Desde su perspectiva inicial, ambos personajes se rigen por las ideas que dan forma a la individualidad que los convierte en únicos dentro del conjunto homogéneo que los margina, sin embargo, el protagonista de El manantial no pierde de vista lo que para él es primordial, algo que sí sucede con el doctor Mason después de su encuentro con un antiguo compañero de facultad (Rex Harrison) que, al igual que aquellos colegas de profesión que lo rodean, mide el éxito por el corte y confección de su traje, por su destreza en el campo de golf y por los cheques que recibe de pacientes adinerados, a quienes receta y atiende con la única intención de obtener el beneficio material que seduce a Andrew Mason. El bienestar material al que accede el protagonista implica la perdida de sus ilusiones y el olvido de la honestidad que lo definía. Estas pérdidas lo distancian del hombre de quien Christine (Rosalind Russell) se enamoró, un médico que encaraba desde la entereza las múltiples trabas que se le presentaban, sin pensar en la comodidad, el dinero, los trajes caros, los automóviles deportivos o las fiestas de la alta sociedad que en su presente sustituyen al juramento hipocrático y al idealismo que lo empujaron a salvar la vida de un recién nacido, a rescatar a un minero atrapado en un túnel, a investigar la silicosis o a volar aquel viejo alcantarillado, fuente de fiebres tifoideas, que las autoridades se negaban a sustituir por uno que no perjudicase la salud pública. Aquel Mason ha desaparecido entre el confort y la falta de compromiso con sus ideales médicos, lo cual implica la negación del yo que se confirma durante la escena en la que rechaza la propuesta de su amigo el doctor Denny (Ralph Richardson) y desestima ayudar a la hija de la dueña del restaurante donde siempre tuvo un plato de comida. <<Andrew, cariño, ¿no ves que te estás vendiendo a ti mismo?>>, le dice Christine al no reconocer en él al hombre que fue.
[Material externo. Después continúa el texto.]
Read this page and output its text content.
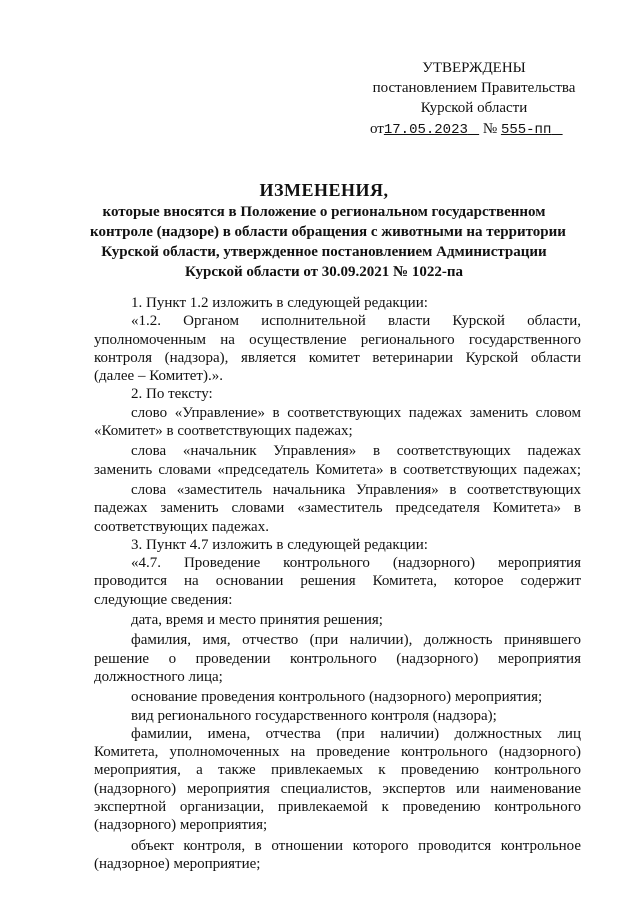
УТВЕРЖДЕНЫ
постановлением Правительства
Курской области
от17.05.2023 № 555-пп
ИЗМЕНЕНИЯ,
которые вносятся в Положение о региональном государственном
контроле (надзоре) в области обращения с животными на территории
Курской области, утвержденное постановлением Администрации
Курской области от 30.09.2021 № 1022-па
1. Пункт 1.2 изложить в следующей редакции:
«1.2. Органом исполнительной власти Курской области,
уполномоченным на осуществление регионального государственного
контроля (надзора), является комитет ветеринарии Курской области
(далее – Комитет).».
2. По тексту:
слово «Управление» в соответствующих падежах заменить словом
«Комитет» в соответствующих падежах;
слова «начальник Управления» в соответствующих падежах
заменить словами «председатель Комитета» в соответствующих падежах;
слова «заместитель начальника Управления» в соответствующих
падежах заменить словами «заместитель председателя Комитета» в
соответствующих падежах.
3. Пункт 4.7 изложить в следующей редакции:
«4.7. Проведение контрольного (надзорного) мероприятия
проводится на основании решения Комитета, которое содержит
следующие сведения:
дата, время и место принятия решения;
фамилия, имя, отчество (при наличии), должность принявшего
решение о проведении контрольного (надзорного) мероприятия
должностного лица;
основание проведения контрольного (надзорного) мероприятия;
вид регионального государственного контроля (надзора);
фамилии, имена, отчества (при наличии) должностных лиц
Комитета, уполномоченных на проведение контрольного (надзорного)
мероприятия, а также привлекаемых к проведению контрольного
(надзорного) мероприятия специалистов, экспертов или наименование
экспертной организации, привлекаемой к проведению контрольного
(надзорного) мероприятия;
объект контроля, в отношении которого проводится контрольное
(надзорное) мероприятие;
Pero el renacer del protagonista no se produce como consecuencia de las palabras de su mujer, sino por la desastrosa y trágica operación de la que es testigo, un shock que lo devuelve a la senda vital iniciada por aquel joven sin blanca, pero con su individualidad y su compromiso médico intactos, consciente de que son las ideas y el esfuerzo de cada uno de sus componentes los que permiten la mejora grupal que defiende durante el juicio que cierra el film.